US 12,449,447 B2
Battery fire prevention and diagnosis system
Hyang Eun Jo, Tongyeong-si (KR); Hwang Dong Seo, Gimhae-si (KR); and Jae Ryong Jung, Gimhae-si (KR)
Assigned to HYOSUNG HEAVY INDUSTRIES CORPORATION, Seoul (KR)
Appl. No. 18/010,519
Filed by HYOSUNG HEAVY INDUSTRIES CORPORATION, Seoul (KR)
PCT Filed Jul. 11, 2022, PCT No. PCT/KR2022/010061
§ 371(c)(1), (2) Date Dec. 15, 2022,
PCT Pub. No. WO2023/003244, PCT Pub. Date Jan. 26, 2023.
Claims priority of application No. 10-2021-0094146 (KR), filed on Jul. 19, 2021.
Prior Publication US 2023/0341442 A1, Oct. 26, 2023
Int. Cl. G01R 19/00 (2006.01); G01R 29/08 (2006.01); G01R 31/367 (2019.01); G01R 31/392 (2019.01)

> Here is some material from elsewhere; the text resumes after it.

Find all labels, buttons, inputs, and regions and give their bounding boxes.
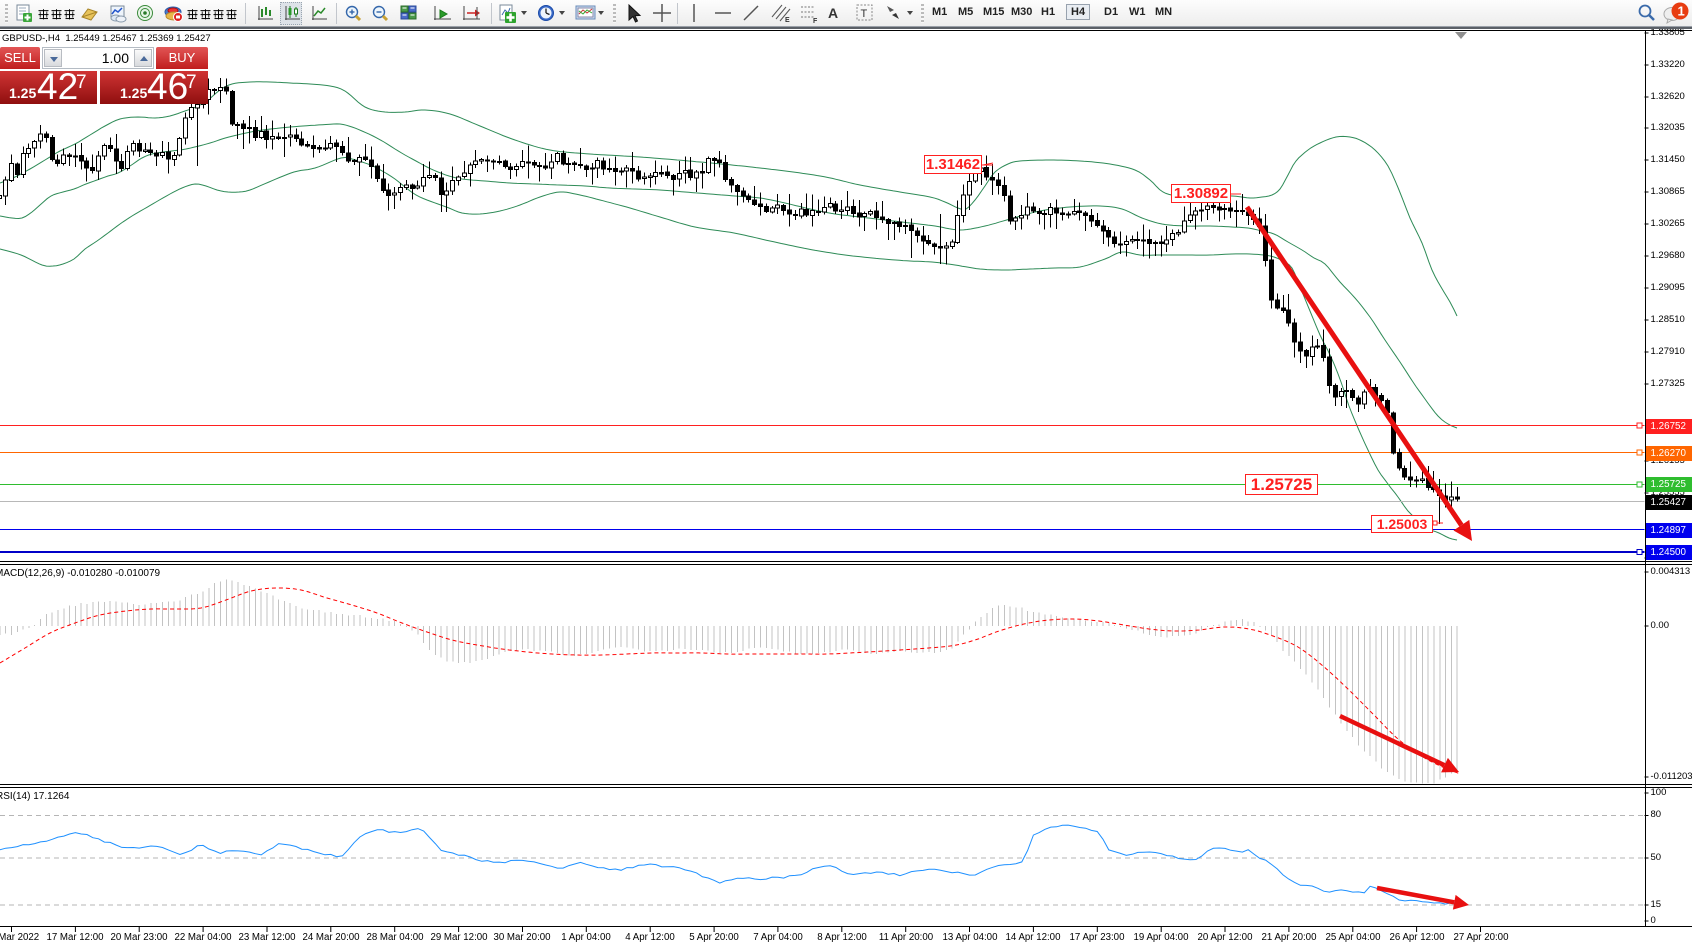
svg-text:1: 1	[1678, 4, 1685, 19]
svg-text:F: F	[813, 18, 818, 25]
svg-text:T: T	[861, 8, 868, 20]
svg-text:E: E	[785, 17, 790, 24]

CPC G01R 19/0053 (2013.01) [G01R 29/0807 (2013.01); G01R 31/367 (2019.01); G01R 31/392 (2019.01)] 3 Claims
OG exemplary drawing
 
1. A battery fire prevention and diagnosis system for a battery system including one or more modules, each of the one or more modules having one or more battery cells, comprising:
a frequency sensor configured to measure a radiated electromagnetic wave signal and an internal discharge of the one or more cells;
a data acquiring unit configured to receive the radiated electromagnetic wave signal measured from the frequency sensor;
a noise/defect cause database including:
on-site noise data constructed by measuring noise at a site currently in operation, and
defect cause data obtained by simulating battery cell swelling caused by overheating or overcharging due to internal defects of the battery system, wherein the defect cause data includes an internal discharge signal of the one or more battery cells occurring before a protective system operates following the swelling of the one or more battery cell; and
a diagnosis unit configured to:
remove the noise from the radiated electromagnetic wave signal after comparing the radiated electromagnetic wave signal with the on-site noise data;
extract at least one of a pulse size, a wave, and a frequency or any combination thereof from the noise removed radiated electromagnetic wave signal; and
determine an abnormality of the battery system and a cause of one or more of the internal defects thereof based on the radiated electromagnetic wave signal acquired from the data acquiring unit and the noise/defect cause database including the on-site noise data and the defect cause data,
wherein the battery system is equipped in an energy storage system (ESS).